Le schéma portant sur la relation entre le montant de la prime et l’étendue de la couverture se révèle intéressant, car il a le mérite de remettre à l’avant-plan un concept important, mais sous-exploité, celui de l’aspect corrélatif des obligations[30]. À titre d’exemple, dans la décision Morrissette c. Axa Assurances inc.[31], la Cour du Québec souligne ceci :

Dans le cas présent, Axa aura empoché les primes relatives à l’avenant « Dégât d’eau par le sol et sous-sol incluant le refoulement d’égout » pendant des années, lequel s’avère complètement inutile vu la clause d’exclusion qu’il contient.

Il ne peut en être ainsi. La clause d’exclusion de l’avenant ne peut aller au-delà de la clause d’exclusion relative aux inondations contenue au contrat principal[32].

Sans le dire ou sans le savoir, la Cour du Québec règle le litige en appliquant l’article 2400 du Code civil au sujet des divergences entre la Proposition et la Police, mais en faisant un détour inutile par la théorie des attentes raisonnables de l’assuré. Cette décision montre très bien l’aspect superflu de la théorie des attentes de l’assuré car, en procédant à l’analyse de l’aspect corrélatif des obligations, la Cour du Québec serait probablement arrivée au même résultat, à la différence qu’elle aurait suivi une démarche propre au génie du droit civil.

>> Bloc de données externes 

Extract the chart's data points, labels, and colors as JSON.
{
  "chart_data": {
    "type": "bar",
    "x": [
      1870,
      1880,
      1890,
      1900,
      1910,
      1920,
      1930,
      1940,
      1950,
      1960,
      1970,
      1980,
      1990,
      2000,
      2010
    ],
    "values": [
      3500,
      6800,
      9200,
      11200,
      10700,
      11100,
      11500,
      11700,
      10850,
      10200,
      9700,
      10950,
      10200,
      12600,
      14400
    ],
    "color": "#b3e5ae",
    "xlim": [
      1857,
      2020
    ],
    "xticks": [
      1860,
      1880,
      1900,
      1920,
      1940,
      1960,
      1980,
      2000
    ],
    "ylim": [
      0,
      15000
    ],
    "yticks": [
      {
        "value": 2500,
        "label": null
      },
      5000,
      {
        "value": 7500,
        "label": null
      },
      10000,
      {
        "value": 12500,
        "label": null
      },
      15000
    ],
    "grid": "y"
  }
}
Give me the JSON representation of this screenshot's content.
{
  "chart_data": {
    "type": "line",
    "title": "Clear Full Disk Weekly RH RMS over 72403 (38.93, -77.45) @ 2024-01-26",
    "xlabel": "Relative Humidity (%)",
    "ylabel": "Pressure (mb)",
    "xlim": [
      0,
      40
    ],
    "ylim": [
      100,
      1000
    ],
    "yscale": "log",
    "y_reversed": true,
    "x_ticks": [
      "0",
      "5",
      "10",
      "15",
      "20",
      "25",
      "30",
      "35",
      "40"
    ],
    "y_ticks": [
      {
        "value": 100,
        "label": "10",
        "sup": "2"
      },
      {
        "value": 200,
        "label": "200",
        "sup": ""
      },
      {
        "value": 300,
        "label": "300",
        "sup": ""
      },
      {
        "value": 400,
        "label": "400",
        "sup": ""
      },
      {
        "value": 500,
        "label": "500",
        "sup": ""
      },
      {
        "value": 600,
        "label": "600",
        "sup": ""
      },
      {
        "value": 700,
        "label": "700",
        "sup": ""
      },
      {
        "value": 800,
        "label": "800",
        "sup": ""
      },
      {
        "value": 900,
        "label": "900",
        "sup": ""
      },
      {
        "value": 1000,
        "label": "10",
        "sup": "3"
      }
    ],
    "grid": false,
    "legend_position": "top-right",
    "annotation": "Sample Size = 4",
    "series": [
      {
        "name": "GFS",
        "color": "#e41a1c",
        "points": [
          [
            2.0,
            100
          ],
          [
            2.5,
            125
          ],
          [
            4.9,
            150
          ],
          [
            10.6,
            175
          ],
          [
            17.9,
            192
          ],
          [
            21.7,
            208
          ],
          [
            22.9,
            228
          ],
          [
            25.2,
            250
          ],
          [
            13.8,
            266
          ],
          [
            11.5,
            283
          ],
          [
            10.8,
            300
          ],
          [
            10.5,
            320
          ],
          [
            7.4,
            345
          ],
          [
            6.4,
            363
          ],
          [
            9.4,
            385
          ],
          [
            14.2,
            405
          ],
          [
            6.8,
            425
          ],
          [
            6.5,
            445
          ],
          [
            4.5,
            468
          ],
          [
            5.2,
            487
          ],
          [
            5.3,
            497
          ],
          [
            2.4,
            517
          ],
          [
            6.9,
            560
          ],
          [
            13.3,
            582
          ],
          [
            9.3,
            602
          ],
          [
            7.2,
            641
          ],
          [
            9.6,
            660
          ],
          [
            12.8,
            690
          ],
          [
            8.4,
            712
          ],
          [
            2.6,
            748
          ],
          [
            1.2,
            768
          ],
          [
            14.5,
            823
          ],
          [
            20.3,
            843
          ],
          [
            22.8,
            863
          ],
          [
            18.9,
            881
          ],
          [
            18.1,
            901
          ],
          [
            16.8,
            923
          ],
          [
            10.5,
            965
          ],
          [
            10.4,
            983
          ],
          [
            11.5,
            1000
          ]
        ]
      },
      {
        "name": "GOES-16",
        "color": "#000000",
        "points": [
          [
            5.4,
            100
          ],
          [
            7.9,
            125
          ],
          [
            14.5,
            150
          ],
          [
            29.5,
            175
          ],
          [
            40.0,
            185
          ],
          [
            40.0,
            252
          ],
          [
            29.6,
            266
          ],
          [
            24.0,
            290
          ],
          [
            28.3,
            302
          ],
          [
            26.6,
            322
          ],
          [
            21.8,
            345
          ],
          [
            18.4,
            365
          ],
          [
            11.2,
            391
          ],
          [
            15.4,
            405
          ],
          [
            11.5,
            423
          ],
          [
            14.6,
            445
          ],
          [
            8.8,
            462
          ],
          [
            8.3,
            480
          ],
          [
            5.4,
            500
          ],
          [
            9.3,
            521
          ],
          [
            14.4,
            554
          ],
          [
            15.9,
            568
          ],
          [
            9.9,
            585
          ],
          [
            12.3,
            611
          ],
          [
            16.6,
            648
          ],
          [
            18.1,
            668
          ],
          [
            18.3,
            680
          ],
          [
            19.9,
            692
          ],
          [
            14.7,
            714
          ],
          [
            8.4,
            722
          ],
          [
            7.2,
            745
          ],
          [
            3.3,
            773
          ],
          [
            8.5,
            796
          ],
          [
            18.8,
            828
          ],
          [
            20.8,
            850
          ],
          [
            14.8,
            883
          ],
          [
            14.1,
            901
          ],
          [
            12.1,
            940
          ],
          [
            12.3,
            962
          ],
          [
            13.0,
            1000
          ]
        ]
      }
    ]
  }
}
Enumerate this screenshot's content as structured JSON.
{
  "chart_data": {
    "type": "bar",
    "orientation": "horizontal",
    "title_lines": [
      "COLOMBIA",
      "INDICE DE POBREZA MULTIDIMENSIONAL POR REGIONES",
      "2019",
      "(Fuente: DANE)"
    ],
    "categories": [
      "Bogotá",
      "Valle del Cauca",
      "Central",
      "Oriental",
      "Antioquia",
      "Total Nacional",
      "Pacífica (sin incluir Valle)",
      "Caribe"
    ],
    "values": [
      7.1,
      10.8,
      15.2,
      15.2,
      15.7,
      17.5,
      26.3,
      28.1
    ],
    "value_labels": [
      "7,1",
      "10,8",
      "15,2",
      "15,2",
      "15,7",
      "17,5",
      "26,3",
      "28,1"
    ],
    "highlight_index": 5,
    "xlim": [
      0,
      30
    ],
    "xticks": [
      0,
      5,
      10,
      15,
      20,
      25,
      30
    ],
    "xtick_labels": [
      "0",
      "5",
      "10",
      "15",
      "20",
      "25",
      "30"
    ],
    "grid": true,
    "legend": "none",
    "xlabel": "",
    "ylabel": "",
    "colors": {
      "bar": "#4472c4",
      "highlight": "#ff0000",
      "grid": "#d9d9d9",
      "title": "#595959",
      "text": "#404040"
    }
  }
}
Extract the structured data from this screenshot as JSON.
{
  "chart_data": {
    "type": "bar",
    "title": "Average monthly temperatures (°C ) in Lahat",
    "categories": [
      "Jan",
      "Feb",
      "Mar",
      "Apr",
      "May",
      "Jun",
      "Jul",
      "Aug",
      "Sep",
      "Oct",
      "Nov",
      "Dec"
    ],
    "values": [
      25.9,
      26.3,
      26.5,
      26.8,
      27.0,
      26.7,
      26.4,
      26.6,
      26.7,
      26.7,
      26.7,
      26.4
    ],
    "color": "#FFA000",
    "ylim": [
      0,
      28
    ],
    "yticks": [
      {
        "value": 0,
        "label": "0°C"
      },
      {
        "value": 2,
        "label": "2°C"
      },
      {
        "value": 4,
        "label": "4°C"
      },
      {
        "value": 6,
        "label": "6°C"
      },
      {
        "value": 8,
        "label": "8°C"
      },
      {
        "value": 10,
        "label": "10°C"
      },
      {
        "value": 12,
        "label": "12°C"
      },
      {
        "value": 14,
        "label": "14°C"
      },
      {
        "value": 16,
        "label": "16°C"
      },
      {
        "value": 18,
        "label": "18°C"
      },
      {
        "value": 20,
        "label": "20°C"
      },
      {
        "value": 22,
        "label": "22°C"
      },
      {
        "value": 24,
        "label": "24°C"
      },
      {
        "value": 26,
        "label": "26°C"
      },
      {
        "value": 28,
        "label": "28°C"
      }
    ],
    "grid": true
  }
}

Le montant de la prime soulève une autre question encore plus fondamentale de la théorie générale des obligations. Selon la Cour supérieure, « une clause qui permettrait à l’assureur de percevoir une prime “sans prise en charge réelle du risque” serait considérée abusive[33] ». En réalité, c’est reconnaître indirectement la lésion objective du fait de la disproportion importante entre les prestations des parties[34]. Pourquoi ne pas tout simplement dire qu’il ne peut y avoir d’obligation sans cause[35] ? Nous ouvrons ici une parenthèse, car cela devrait faire l’objet d’une autre démonstration, pour préciser que plusieurs mécanismes de protection des intérêts de l’assuré reposent en fait sur la cause (objective ou subjective) : la notion de divergence, la nullité des clauses abusives, les attentes raisonnables de l’assuré et la maxime selon laquelle l’assureur ne peut percevoir de prime sans assumer de risque. On peut alors se demander si ces concepts, dont plusieurs se trouvent propres au droit des assurances, sont véritablement nécessaires pour protéger correctement les intérêts de l’assuré dans la relation asymétrique l’unissant à l’assureur. Arriverait-on au même résultat, à l’avantage de ne pas multiplier les concepts, si l’on s’appropriait davantage les concepts fondamentaux de la théorie générale du contrat (par exemple, l’objet, la cause et l’aspect corrélatif) plutôt que de focaliser uniquement sur l’intelligibilité du consentement ? Bref, l’adage selon lequel il est préférable d’éviter de multiplier inutilement les notions juridiques (pluralitas non est ponenda sine necessitate) est-il applicable dans le cas des contrats spéciaux ? Cette question fondamentale, mais accessoire à la présente démonstration, devra toutefois attendre : les prochaines sections de notre texte seront consacrées aux diverses interactions de la Proposition et de la Police.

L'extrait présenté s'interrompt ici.